Paul Lidsky, president and CEO:
" (...) we saw another decline in our core storage revenues partly because of radical reductions in storage pricing in the marketplace and partially because of long sales cycles we mentioned previously as customers evaluate newer technologies like flash and cloud computing. In fact, one of those delayed deals caused us to come up shorter in our Q2 guidance if that contract had closed, we would have been well within our guidance.
"We also had an associated decline in our gross margins with lower margin networking products representing a larger share of our product mix and storage for the second quarter in a row.

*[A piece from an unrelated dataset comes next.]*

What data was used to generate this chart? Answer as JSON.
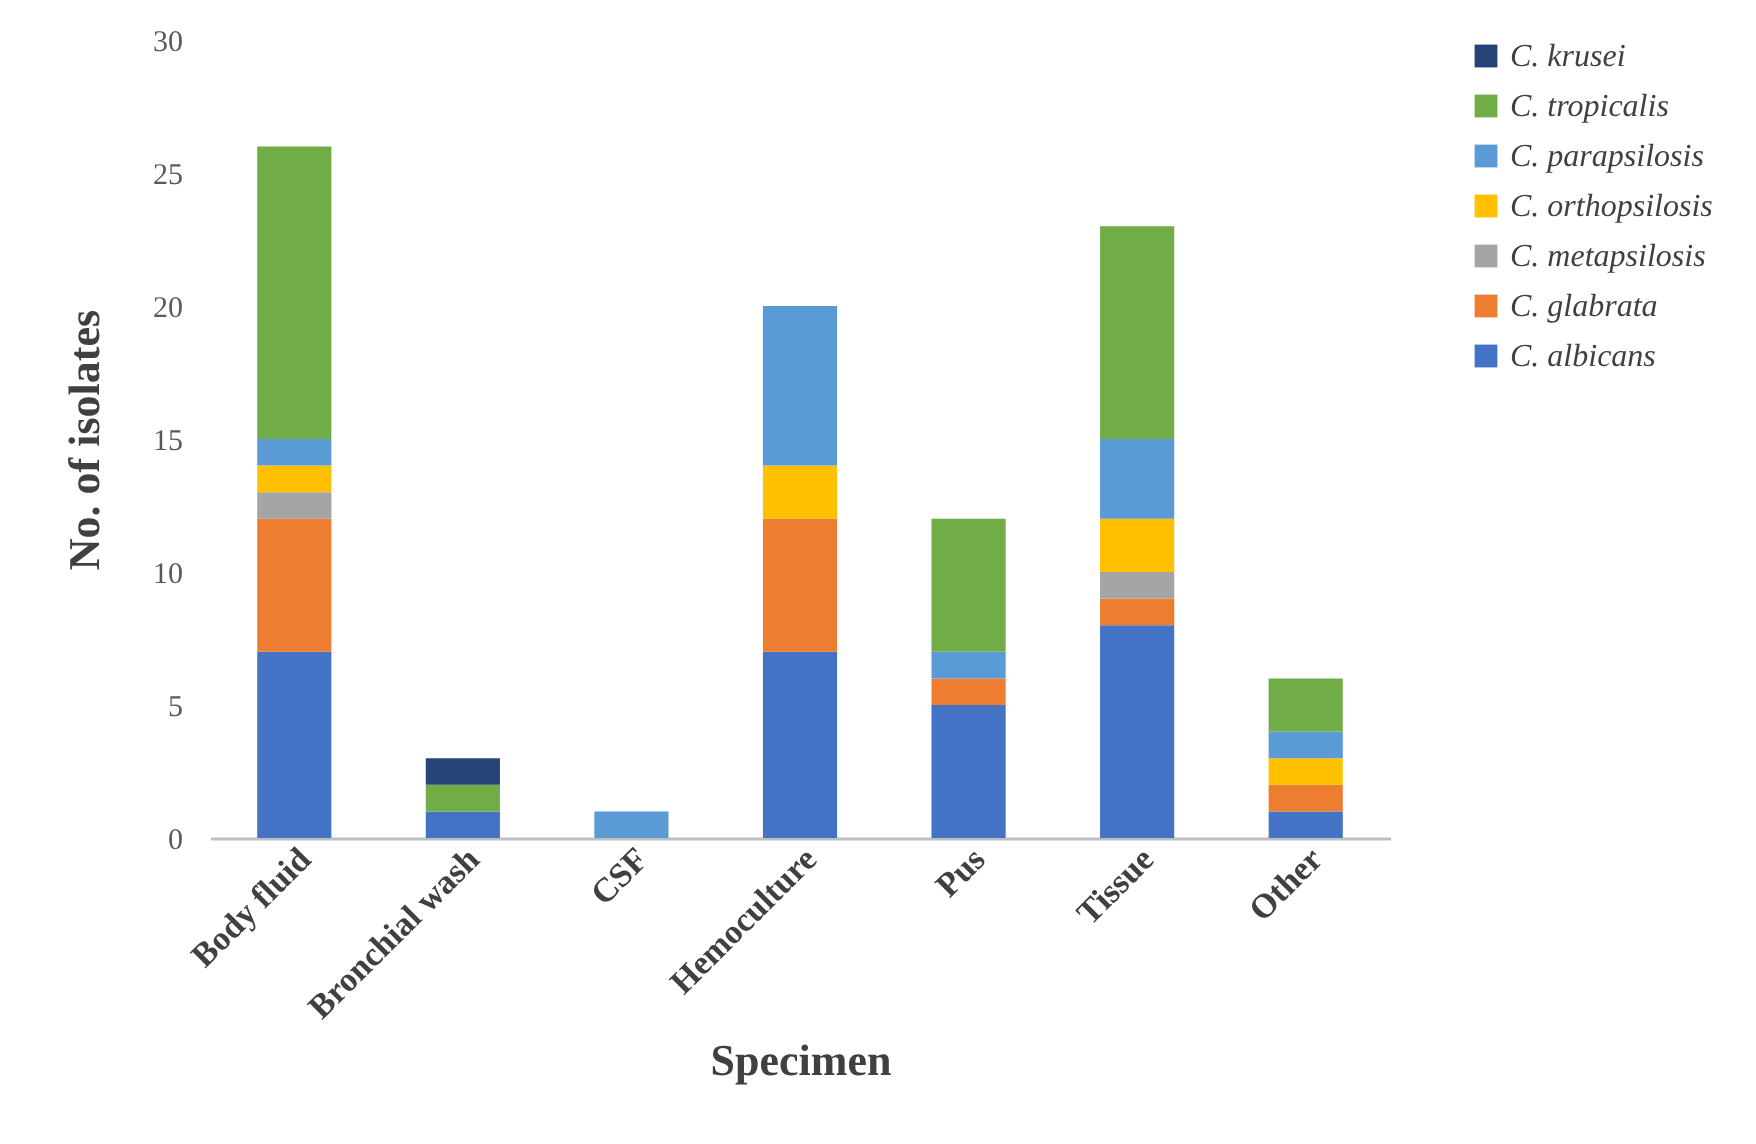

Clearly this is not the performance we had hoped for and we are responding proactively to the sustained shift in IT spending patterns in order to keep the company growing and protect our earnings.
" First, storage has fallen from 27% of our revenues in the second quarter of 2014 to 23% in the quarter we just ended.
"Second, I want to emphasize that we are seeing growth in our flash storage business both with solutions from legacy partners as well as products from some of our newer partners. Today flash represents 10% of our storage sales, up from 5% at the beginning of the year. This includes standalone flash solutions as well as flash storage based stack converged and hyper converged architectures that integrates storage computing, networking and in some cases virtualization for easy deployment and management.
"In fact, our sales of converged and hyperconverged infrastructures are one of the bright spots in an otherwise slow growth sector. We closed 47 virtual data center deals in the second quarter of 2015 compared 26 in the same quarter of 2014."

Gregory Barnum, CFO:
"On a sequential basis, total revenues increased 4.2%. For the quarter, our revenue mix was 23% storage, 28% networking and servers, 7% software, 1% tape and 41% service."